Schoenfeld cites Geoffrey Stone's Perilous Times: Free Speech in Wartime from the Sedition Act of 1798 to the War on Terrorism as a prime purveyor of the standard legal history that he now seeks to revise. Stone is the Edward H. Levi Distinguished Service Professor at the University of Chicago Law School. Like Risen and Lichtblau, Stone has received numerous national awards for his work, including the Robert F. Kennedy Book Award for 2005, the Los Angeles Times Book Prize for 2004 as the best book in the field of history, the American Political Science Association's Kammerer Award for 2005 for the best book in Political Science, the Hefner Award for the best book on the First Amendment [Ed.: !]., and Harvard University's 2005 Goldsmith Award for the best book in the field of Public Affairs.

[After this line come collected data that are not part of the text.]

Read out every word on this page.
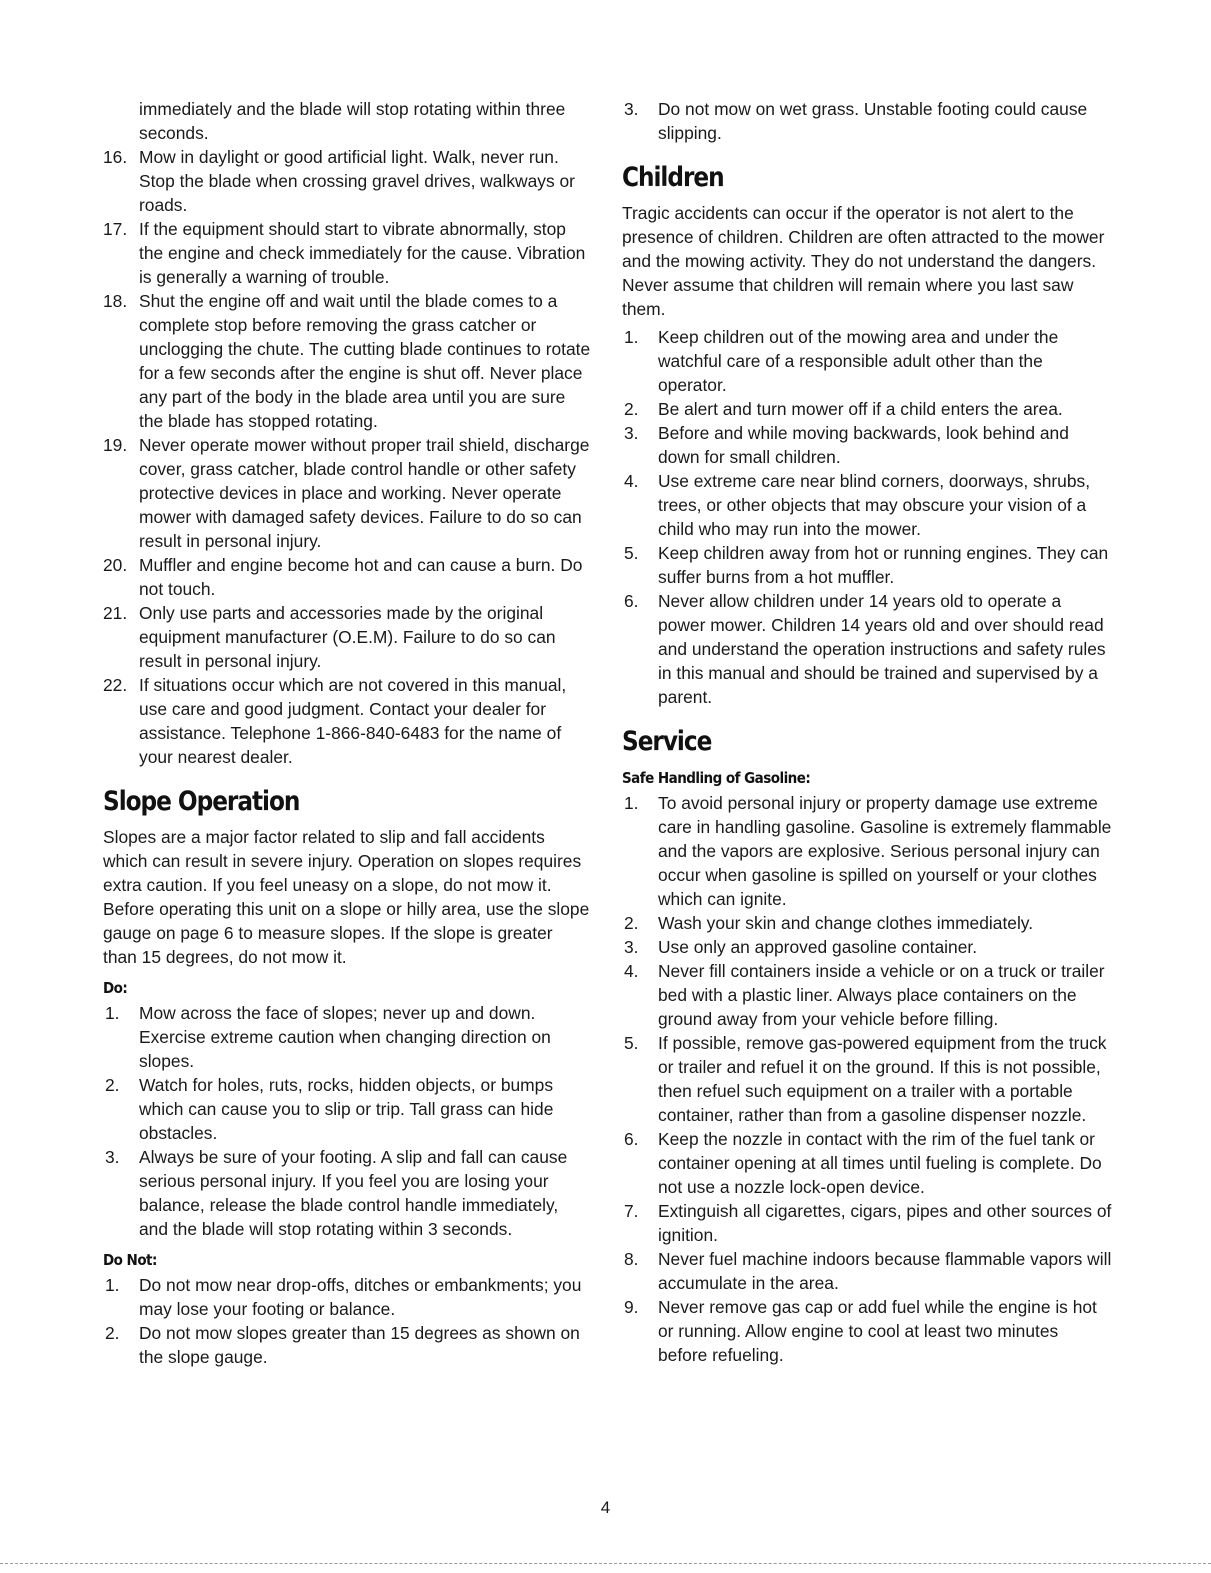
immediately and the blade will stop rotating within three seconds.

16. Mow in daylight or good artificial light. Walk, never run. Stop the blade when crossing gravel drives, walkways or roads.
17. If the equipment should start to vibrate abnormally, stop the engine and check immediately for the cause. Vibration is generally a warning of trouble.
18. Shut the engine off and wait until the blade comes to a complete stop before removing the grass catcher or unclogging the chute. The cutting blade continues to rotate for a few seconds after the engine is shut off. Never place any part of the body in the blade area until you are sure the blade has stopped rotating.
19. Never operate mower without proper trail shield, discharge cover, grass catcher, blade control handle or other safety protective devices in place and working. Never operate mower with damaged safety devices. Failure to do so can result in personal injury.
20. Muffler and engine become hot and can cause a burn. Do not touch.
21. Only use parts and accessories made by the original equipment manufacturer (O.E.M). Failure to do so can result in personal injury.
22. If situations occur which are not covered in this manual, use care and good judgment. Contact your dealer for assistance. Telephone 1-866-840-6483 for the name of your nearest dealer.
Slope Operation

Slopes are a major factor related to slip and fall accidents which can result in severe injury. Operation on slopes requires extra caution. If you feel uneasy on a slope, do not mow it. Before operating this unit on a slope or hilly area, use the slope gauge on page 6 to measure slopes. If the slope is greater than 15 degrees, do not mow it.

Do:
1. Mow across the face of slopes; never up and down. Exercise extreme caution when changing direction on slopes.
2. Watch for holes, ruts, rocks, hidden objects, or bumps which can cause you to slip or trip. Tall grass can hide obstacles.
3. Always be sure of your footing. A slip and fall can cause serious personal injury. If you feel you are losing your balance, release the blade control handle immediately, and the blade will stop rotating within 3 seconds.
Do Not:
1. Do not mow near drop-offs, ditches or embankments; you may lose your footing or balance.
2. Do not mow slopes greater than 15 degrees as shown on the slope gauge.
3. Do not mow on wet grass. Unstable footing could cause slipping.
Children

Tragic accidents can occur if the operator is not alert to the presence of children. Children are often attracted to the mower and the mowing activity. They do not understand the dangers. Never assume that children will remain where you last saw them.

1. Keep children out of the mowing area and under the watchful care of a responsible adult other than the operator.
2. Be alert and turn mower off if a child enters the area.
3. Before and while moving backwards, look behind and down for small children.
4. Use extreme care near blind corners, doorways, shrubs, trees, or other objects that may obscure your vision of a child who may run into the mower.
5. Keep children away from hot or running engines. They can suffer burns from a hot muffler.
6. Never allow children under 14 years old to operate a power mower. Children 14 years old and over should read and understand the operation instructions and safety rules in this manual and should be trained and supervised by a parent.
Service
Safe Handling of Gasoline:
1. To avoid personal injury or property damage use extreme care in handling gasoline. Gasoline is extremely flammable and the vapors are explosive. Serious personal injury can occur when gasoline is spilled on yourself or your clothes which can ignite.
2. Wash your skin and change clothes immediately.
3. Use only an approved gasoline container.
4. Never fill containers inside a vehicle or on a truck or trailer bed with a plastic liner. Always place containers on the ground away from your vehicle before filling.
5. If possible, remove gas-powered equipment from the truck or trailer and refuel it on the ground. If this is not possible, then refuel such equipment on a trailer with a portable container, rather than from a gasoline dispenser nozzle.
6. Keep the nozzle in contact with the rim of the fuel tank or container opening at all times until fueling is complete. Do not use a nozzle lock-open device.
7. Extinguish all cigarettes, cigars, pipes and other sources of ignition.
8. Never fuel machine indoors because flammable vapors will accumulate in the area.
9. Never remove gas cap or add fuel while the engine is hot or running. Allow engine to cool at least two minutes before refueling.
4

Schoenfeld notes that Stone's book has been hailed as "a masterpiece of constitutional history" by no less a figure than Elena Kagan. "Yet this 'comprehensive' tome," Schoenfeld writes, "fails even to mention episodes that cut against its thesis, such as the so-called Black Chamber affair in the 1930s, the nearly catastrophic Chicago Tribune leaks during World War II, and an array of cases from Marchetti to Snepp in which the federal government has gone to court, successfully, to rein in the printing presses to protect national security secrecy in times of both war and peace."
Read the whole thing.
Here's another disturbing sometime U of C professor, Cass Sunstein, with his dulcet dictatorial tones on taking away our freedoms. Because liberals always know best, whether it's delivering us to our enemies or considering those of us who aren't in agreement the enemy.
But at the end of the day, we conservatives can defend ourselves. We know how to really fight, when it matters. And we will defend liberals too, to our great cost in more lives lost.